Her ne kadar böyle söylese de Jun MoXie, bir suikastçının eski müşterisine ait herhangi bir ayrıntıyı açığa vurmasının sektördeki en büyük tabu olduğunu çok net bir şekilde anlamıştı! Chu Qi Hun bu kişinin gerçek bir müşteri olmadığını iddia edebilirdi ama yine de şu anda Chu Qi Hun’a büyük bir kişisel iyilik borcu vardı!
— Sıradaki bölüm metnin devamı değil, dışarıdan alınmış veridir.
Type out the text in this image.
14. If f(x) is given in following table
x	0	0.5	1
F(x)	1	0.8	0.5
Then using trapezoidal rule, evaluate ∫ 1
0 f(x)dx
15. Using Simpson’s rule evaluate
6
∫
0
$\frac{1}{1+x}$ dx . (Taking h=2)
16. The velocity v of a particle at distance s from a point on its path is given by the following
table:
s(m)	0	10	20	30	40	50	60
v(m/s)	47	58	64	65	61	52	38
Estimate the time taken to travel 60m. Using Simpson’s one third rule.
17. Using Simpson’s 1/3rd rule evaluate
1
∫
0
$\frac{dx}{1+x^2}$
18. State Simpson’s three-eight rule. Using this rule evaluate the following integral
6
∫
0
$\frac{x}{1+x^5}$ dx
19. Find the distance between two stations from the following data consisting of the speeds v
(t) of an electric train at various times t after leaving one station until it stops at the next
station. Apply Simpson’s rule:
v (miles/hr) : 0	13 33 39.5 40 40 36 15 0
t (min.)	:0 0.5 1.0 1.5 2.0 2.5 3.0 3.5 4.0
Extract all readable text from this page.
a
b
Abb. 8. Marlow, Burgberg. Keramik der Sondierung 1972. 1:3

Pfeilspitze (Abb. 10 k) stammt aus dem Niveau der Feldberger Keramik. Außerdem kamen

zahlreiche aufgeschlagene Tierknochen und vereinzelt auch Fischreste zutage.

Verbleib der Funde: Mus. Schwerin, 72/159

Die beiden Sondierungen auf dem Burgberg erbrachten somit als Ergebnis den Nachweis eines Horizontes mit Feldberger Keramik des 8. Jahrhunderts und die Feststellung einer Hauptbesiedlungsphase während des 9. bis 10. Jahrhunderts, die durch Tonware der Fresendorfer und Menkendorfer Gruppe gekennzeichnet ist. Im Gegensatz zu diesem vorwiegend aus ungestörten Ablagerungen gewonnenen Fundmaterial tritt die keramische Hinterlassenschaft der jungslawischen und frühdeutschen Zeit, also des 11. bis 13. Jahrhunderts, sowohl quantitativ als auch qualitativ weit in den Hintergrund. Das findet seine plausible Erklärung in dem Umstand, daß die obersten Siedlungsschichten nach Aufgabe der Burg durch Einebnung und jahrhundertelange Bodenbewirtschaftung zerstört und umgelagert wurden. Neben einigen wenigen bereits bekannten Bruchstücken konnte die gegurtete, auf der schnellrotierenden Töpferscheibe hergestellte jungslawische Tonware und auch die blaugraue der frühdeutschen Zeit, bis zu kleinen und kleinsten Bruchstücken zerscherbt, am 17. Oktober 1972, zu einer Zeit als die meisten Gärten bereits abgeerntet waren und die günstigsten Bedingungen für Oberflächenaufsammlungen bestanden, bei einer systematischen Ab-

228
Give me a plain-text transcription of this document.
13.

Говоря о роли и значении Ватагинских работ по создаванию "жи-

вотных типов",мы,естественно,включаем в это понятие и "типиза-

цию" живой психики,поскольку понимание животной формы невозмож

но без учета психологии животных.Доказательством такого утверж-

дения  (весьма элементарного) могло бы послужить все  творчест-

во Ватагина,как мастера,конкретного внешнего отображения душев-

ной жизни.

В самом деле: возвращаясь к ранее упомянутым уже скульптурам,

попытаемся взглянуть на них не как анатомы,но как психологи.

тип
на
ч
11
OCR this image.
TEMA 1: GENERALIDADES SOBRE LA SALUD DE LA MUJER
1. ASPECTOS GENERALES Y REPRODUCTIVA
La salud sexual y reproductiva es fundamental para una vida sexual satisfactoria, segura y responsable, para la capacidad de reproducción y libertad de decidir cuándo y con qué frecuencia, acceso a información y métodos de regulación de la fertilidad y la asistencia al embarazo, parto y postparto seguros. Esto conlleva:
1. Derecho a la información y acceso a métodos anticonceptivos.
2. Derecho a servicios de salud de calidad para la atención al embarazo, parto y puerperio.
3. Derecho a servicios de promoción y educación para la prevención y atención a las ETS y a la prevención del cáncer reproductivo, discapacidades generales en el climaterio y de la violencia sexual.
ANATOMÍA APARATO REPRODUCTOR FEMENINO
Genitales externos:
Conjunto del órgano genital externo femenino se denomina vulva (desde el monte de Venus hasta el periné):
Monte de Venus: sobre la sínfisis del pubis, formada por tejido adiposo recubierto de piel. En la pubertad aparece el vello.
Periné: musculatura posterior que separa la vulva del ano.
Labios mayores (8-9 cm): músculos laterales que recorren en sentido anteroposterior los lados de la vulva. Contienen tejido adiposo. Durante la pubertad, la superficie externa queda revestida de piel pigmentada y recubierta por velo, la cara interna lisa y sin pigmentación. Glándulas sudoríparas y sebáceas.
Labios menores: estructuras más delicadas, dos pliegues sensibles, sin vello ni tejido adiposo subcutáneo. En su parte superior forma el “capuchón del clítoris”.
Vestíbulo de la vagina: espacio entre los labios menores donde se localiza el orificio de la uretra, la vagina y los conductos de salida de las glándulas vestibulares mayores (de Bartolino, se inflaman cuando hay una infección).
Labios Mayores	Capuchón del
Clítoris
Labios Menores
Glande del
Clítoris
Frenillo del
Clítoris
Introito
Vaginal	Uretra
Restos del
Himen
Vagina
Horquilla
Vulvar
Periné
“Chu Qi Hun, senin hareket tekniğini düşünüyordum; biraz tuhaf görünüyor…” Kenarda sessizce oturan Mei Xue Yan, aniden Chu Qi Hun’a şüpheyle bakarken söyledi. Vücudundan hafif bir öldürme niyeti yükseldi. “Gökleri Ele Geçirme Savaşı’nı biliyor musun?”
“Muhterem Mei’nin mükemmel bir görüşü var.” Chu Qi Hun, önündeki bu güzelliğin kim olduğunu hâlâ nasıl bilmezdi? O zamanlar kavga ettiğinde 30’dan fazla uzmana karşı tek başına Chu Qi Hun yakınlarda saklanıp izliyordu! Ona karşı doğal olarak yavaş cevap vermeye cesaret edemedi. “Bu kişinin merhum efendisi o zamanlar Cennetsel Sütunun tepesinde savaşma onuruna sahipti. Sonunda ağır yaralar alarak zirvelerden düştü ama hayatta kalmayı başaracak kadar şanslıydı. Ancak yetişiminin yarısı kaybolmuştu ve vücudunun bazı kısımları sakat kalmıştı. Yukarı tırmanmak ve uzun süre toparlanmak için çok çaba harcadıktan sonra, şanslı bir karşılaşmanın ardından beni öğrencisi olarak yanına aldı.”
Chu Qi Hun’un yüzünde hafif acı dolu bir gülümseme vardı ve başını eğip devam etti. “Her ne kadar merhum ustamın yetişimi artık ilerleyemiyor olsa da, o yaşam sanatlarının ustasıydı ve ömrü endişe verici değildi. Artık Xuan ekimi uygulayamayacak olmasına rağmen, tuhaf ırkların sanatlarına ilgi duymaya başladı.”
Chu Qi Hun derin bir iç çekti ve devam etti. “Rahmetli ustam bir keresinde tuhaf ırkların bize yönelik en büyük tehdidinin anlaşılması zor hareket teknikleri olduğunu söylemişti. Kendilerini istedikleri zaman gizleyebiliyorlardı ve çıplak gözle ayırt etmek zordu; Kendilerinden üstün yetişimlere sahip sayısız güçlü uzman, onların öngörülemeyen gizlilik tekniklerinin etkisi altına girmişti. Rahmetli ustam için de aynı şey geçerliydi! Hayatının son birkaç yüz yılında onların eşsiz hareket tekniklerini incelemişti…”
“Öğretmeninin bilge bir adam olduğu belliydi; belki de onlara karşı koymanın bir yolunu bulmayı başarmıştır?” Endişeyle sorarken Mei Xue Yan’ın gözleri parladı.
TL/N: Bu bölümde o kadar çok değerli hayat dersi var ki!